26 janvier 2023 - Els Vander Straeten

Jamais encore il n’y avait eu autant d’obligations à taux d'intérêt négatif que fin 2020. En dollars américains, cela représentait quelque 18.400 milliards de dollars. Courant 2022, ce stock d'obligations a fondu comme neige au soleil. Et le 20 décembre, lorsque la banque centrale du Japon a été la dernière à annoncer une politique moins accommodante, la période des taux négatifs a pris fin.


En 2023, nous revenons à une situation plus normale, où tant l’épargnant que l’investisseur obligataire sont rétribués pour prêter de l’argent. Quel sera le niveau de cette rétribution? Tout dépendra de la politique des banques centrales. Qui, à leur tour, scrutent la croissance et l’inflation.


La Banque centrale européenne tient bon


La Banque centrale européenne (BCE) reste fermement résolue à lutter contre l'inflation, même si celle-ci a reculé en décembre en raison de la baisse des prix du pétrole et du gaz. Lors du Forum économique mondial de Davos, Christine Lagarde a prévenu que l'inflation est encore beaucoup trop élevée et que la banque centrale ne cessera pas de prendre des mesures pour ramener l'inflation à l'objectif de 2 %. Car la BCE se concentre principalement sur l’inflation sous-jacente, qui ne tient pas compte des prix volatils de l'alimentation et de l’énergie. Et là, on ne constate encore aucun recul.


En novembre, le chômage s'est stabilisé à 6,5% dans la zone euro. Certains secteurs éprouvent des difficultés à trouver du personnel. Les syndicats réclament donc des augmentations salariales pour préserver le pouvoir d'achat. En décembre, la BCE a prévu qu’en 2023, les salaires par travailleur dans la zone euro augmenteraient de 5,2%. À leur tour, les entreprises répercutent ces hausses de salaires sur les prix, déclenchant ainsi la redoutable spirale salaires-prix. La BCE entend empêcher cela coûte que coûte, en relevant les taux d’intérêt.


Chez Belfius Research, nous nous attendons à ce que le taux directeur soit relevé de 0,50% en février et en mars.
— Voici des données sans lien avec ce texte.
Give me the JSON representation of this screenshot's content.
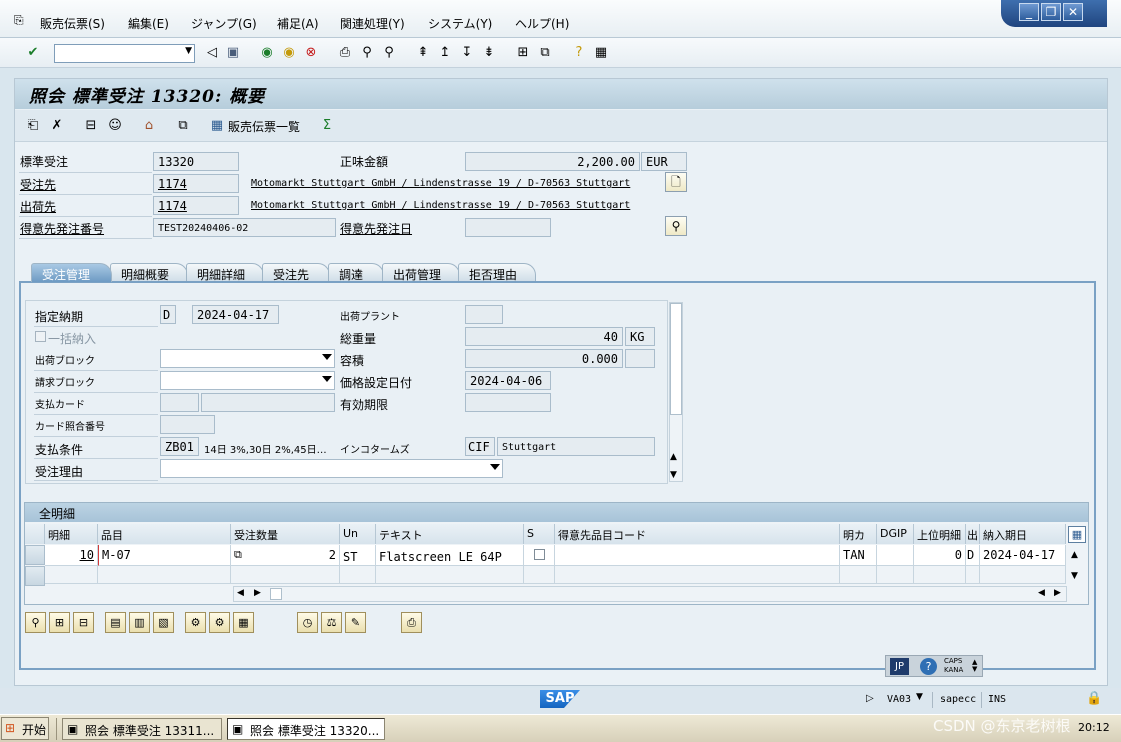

Fin 2023, il pourrait atteindre 3,25%. Et en 2024, nous ne voyons aucun changement en matière de politique monétaire. L'inflation et la hausse des taux pèsent sur la consommation et les investissements. C’est pourquoi, dans le meilleur des cas, nous tablons sur un statu quo de l'économie dans la zone euro en 2023.


La Banque centrale américaine peut-elle rester dans l’expectative?
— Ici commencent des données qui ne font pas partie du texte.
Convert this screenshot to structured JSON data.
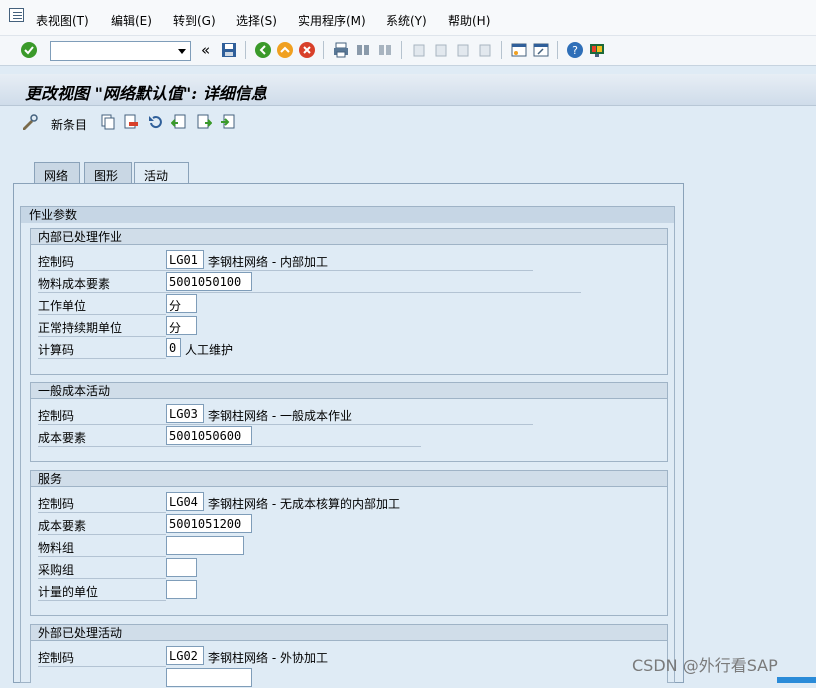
{
  "menu": [
    "表视图(T)",
    "编辑(E)",
    "转到(G)",
    "选择(S)",
    "实用程序(M)",
    "系统(Y)",
    "帮助(H)"
  ],
  "toolbar": {
    "command_value": "",
    "collapse_symbol": "«"
  },
  "title": "更改视图 \"网络默认值\": 详细信息",
  "app_toolbar": {
    "new_entries": "新条目"
  },
  "tabs": [
    "网络",
    "图形",
    "活动"
  ],
  "active_tab": "活动",
  "section_title": "作业参数",
  "groups": {
    "internal": {
      "title": "内部已处理作业",
      "control_key_label": "控制码",
      "control_key": "LG01",
      "control_key_desc": "李钢柱网络 - 内部加工",
      "cost_element_label": "物料成本要素",
      "cost_element": "5001050100",
      "work_unit_label": "工作单位",
      "work_unit": "分",
      "duration_unit_label": "正常持续期单位",
      "duration_unit": "分",
      "calc_key_label": "计算码",
      "calc_key": "0",
      "calc_key_desc": "人工维护"
    },
    "general": {
      "title": "一般成本活动",
      "control_key_label": "控制码",
      "control_key": "LG03",
      "control_key_desc": "李钢柱网络 - 一般成本作业",
      "cost_element_label": "成本要素",
      "cost_element": "5001050600"
    },
    "service": {
      "title": "服务",
      "control_key_label": "控制码",
      "control_key": "LG04",
      "control_key_desc": "李钢柱网络 - 无成本核算的内部加工",
      "cost_element_label": "成本要素",
      "cost_element": "5001051200",
      "material_group_label": "物料组",
      "material_group": "",
      "purchasing_group_label": "采购组",
      "purchasing_group": "",
      "order_unit_label": "计量的单位",
      "order_unit": ""
    },
    "external": {
      "title": "外部已处理活动",
      "control_key_label": "控制码",
      "control_key": "LG02",
      "control_key_desc": "李钢柱网络 - 外协加工"
    }
  },
  "watermark": "CSDN @外行看SAP",
  "colors": {
    "background": "#dfebf5",
    "accent": "#2a8bd8",
    "check_green": "#3a9a2a"
  }
}
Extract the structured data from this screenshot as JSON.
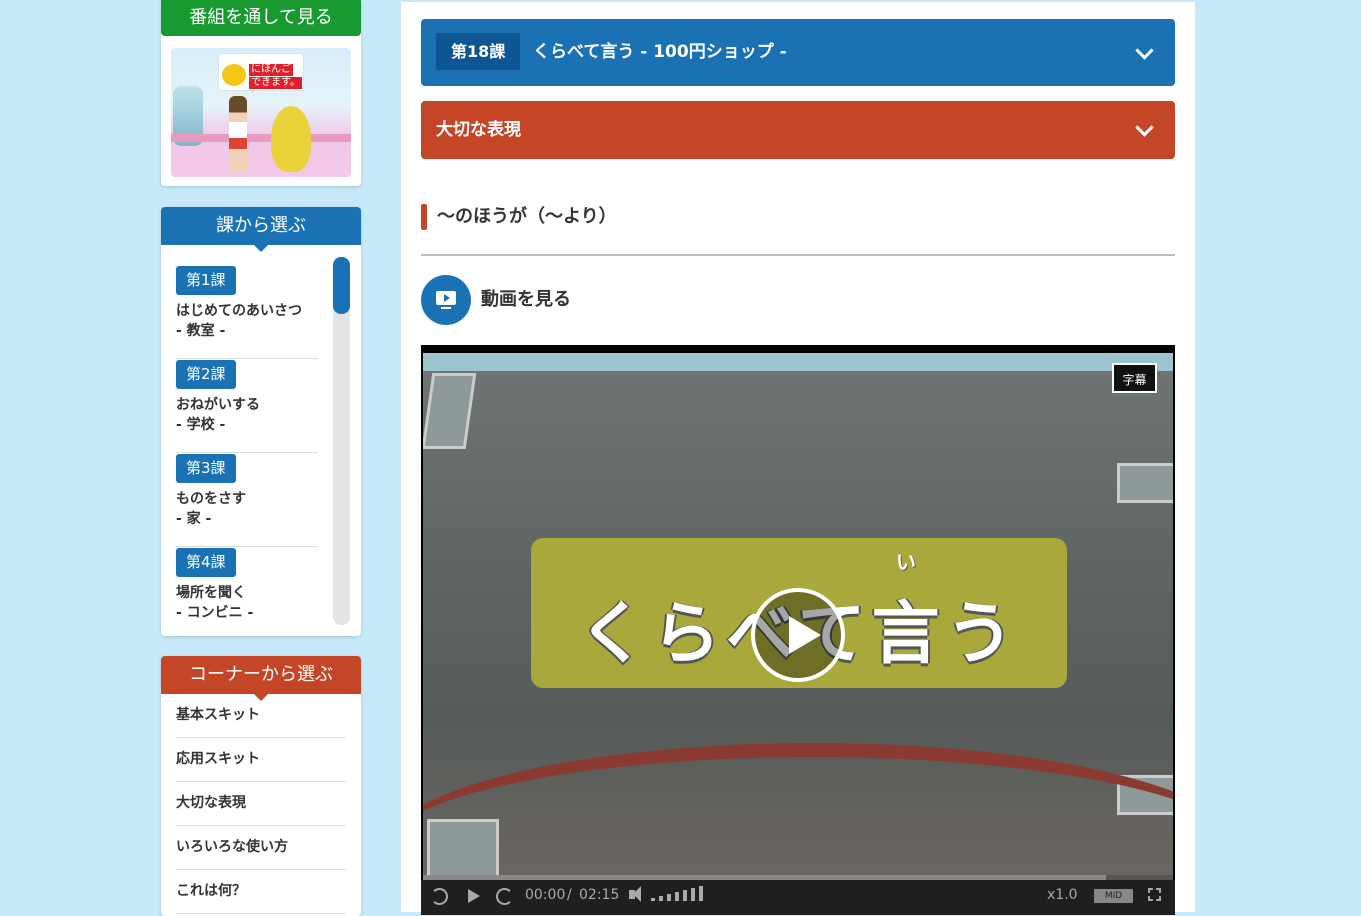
{
  "sidebar": {
    "program": {
      "header": "番組を通して見る",
      "thumbnail": {
        "logo_line1": "にほんご",
        "logo_line2": "できます。"
      }
    },
    "lessons": {
      "header": "課から選ぶ",
      "items": [
        {
          "tag": "第1課",
          "title": "はじめてのあいさつ",
          "place": "- 教室 -"
        },
        {
          "tag": "第2課",
          "title": "おねがいする",
          "place": "- 学校 -"
        },
        {
          "tag": "第3課",
          "title": "ものをさす",
          "place": "- 家 -"
        },
        {
          "tag": "第4課",
          "title": "場所を聞く",
          "place": "- コンビニ -"
        }
      ]
    },
    "corners": {
      "header": "コーナーから選ぶ",
      "items": [
        "基本スキット",
        "応用スキット",
        "大切な表現",
        "いろいろな使い方",
        "これは何？"
      ]
    }
  },
  "main": {
    "lesson_bar": {
      "number": "第18課",
      "title": "くらべて言う - 100円ショップ -"
    },
    "corner_bar": {
      "title": "大切な表現"
    },
    "section_title": "〜のほうが（〜より）",
    "watch_label": "動画を見る",
    "player": {
      "video_title_text": "くらべて言う",
      "video_ruby": "い",
      "caption_button": "字幕",
      "time_current": "00:00",
      "time_separator": "/",
      "time_duration": "02:15",
      "speed": "x1.0",
      "quality": "MID",
      "buffered_fraction": 0.91
    }
  }
}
La Federal Reserve (Fed), ou Banque centrale américaine, s’efforce également de juguler l'inflation en jouant la carte des relèvements de taux. En 2022, elle a relevé son taux en 7 étapes, de 0 à 4,5%.
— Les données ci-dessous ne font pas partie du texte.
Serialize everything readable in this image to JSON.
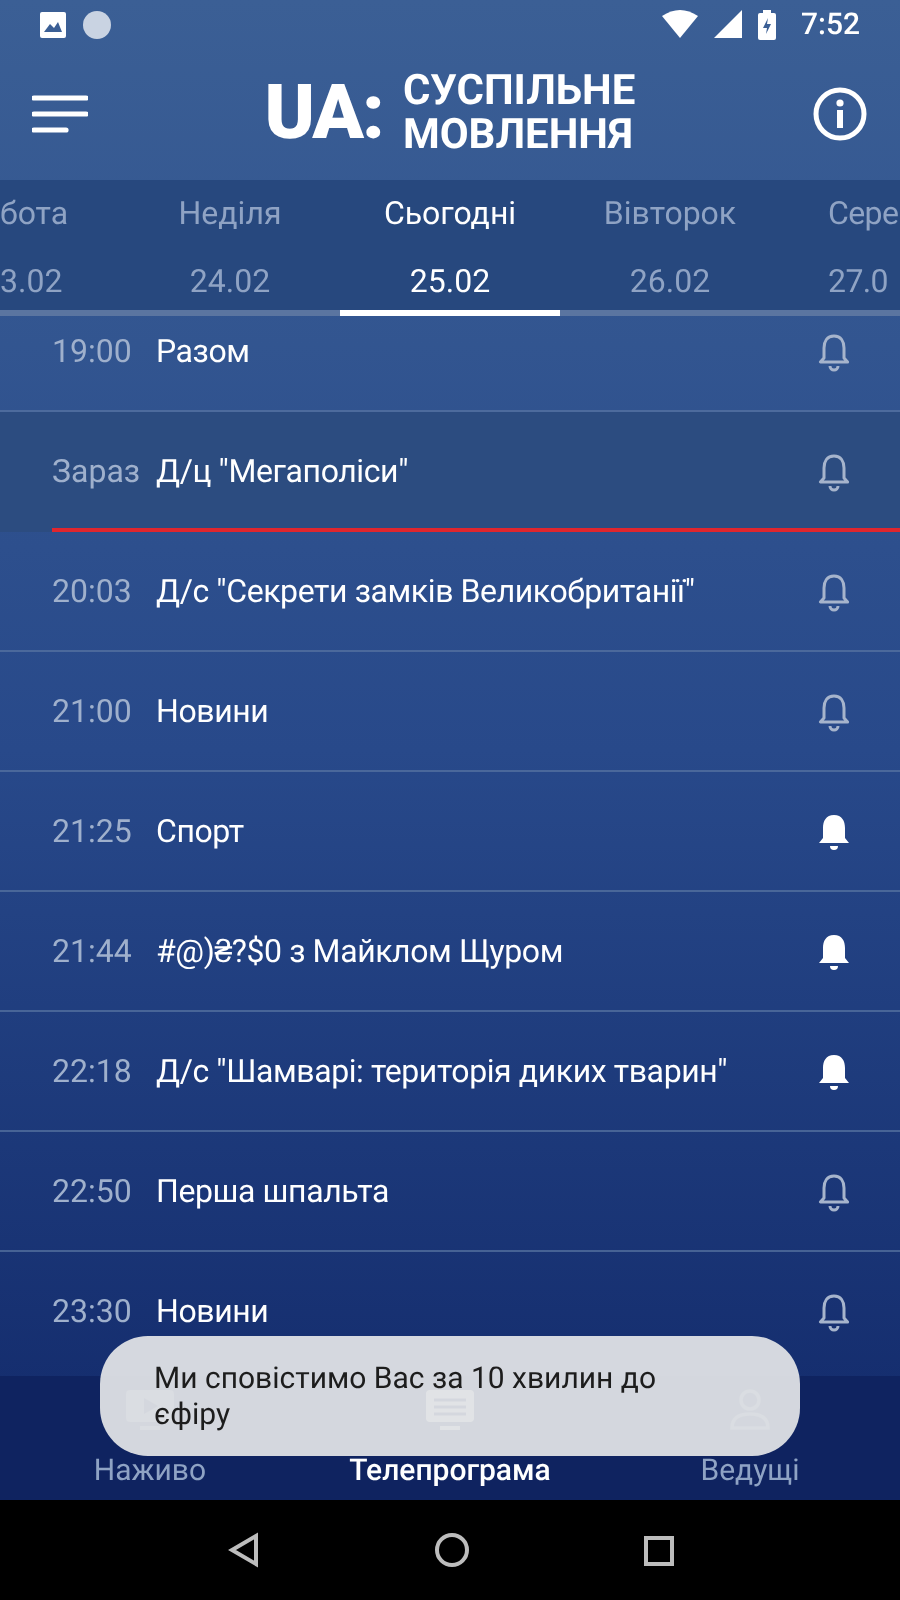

Aux États-Unis, par contre, l'inflation sous-jacente recule déjà. Et les analystes se mettent tout doucement à spéculer sur la fin du cycle des relèvements des taux. Certains envisagent même déjà des baisses de taux dès le deuxième semestre 2023, vu le ralentissement de l'économie et le risque d'entrer en récession. Une baisse de taux en 2023 nous semble relativement improbable. Pour les membres de la Fed, la fermeté reste de mise.


Nous prévoyons un taux d'intérêt officiel à court terme de 5% fin 2023. L’année suivante, les taux pourraient baisser jusqu’à 3,75% fin 2024.
Aux États-Unis aussi, l'économie poursuivra son ralentissement. Selon Belfius Research, la croissance économique n’atteindra que 0,5% en 2023, à condition que l'inflation recule encore progressivement.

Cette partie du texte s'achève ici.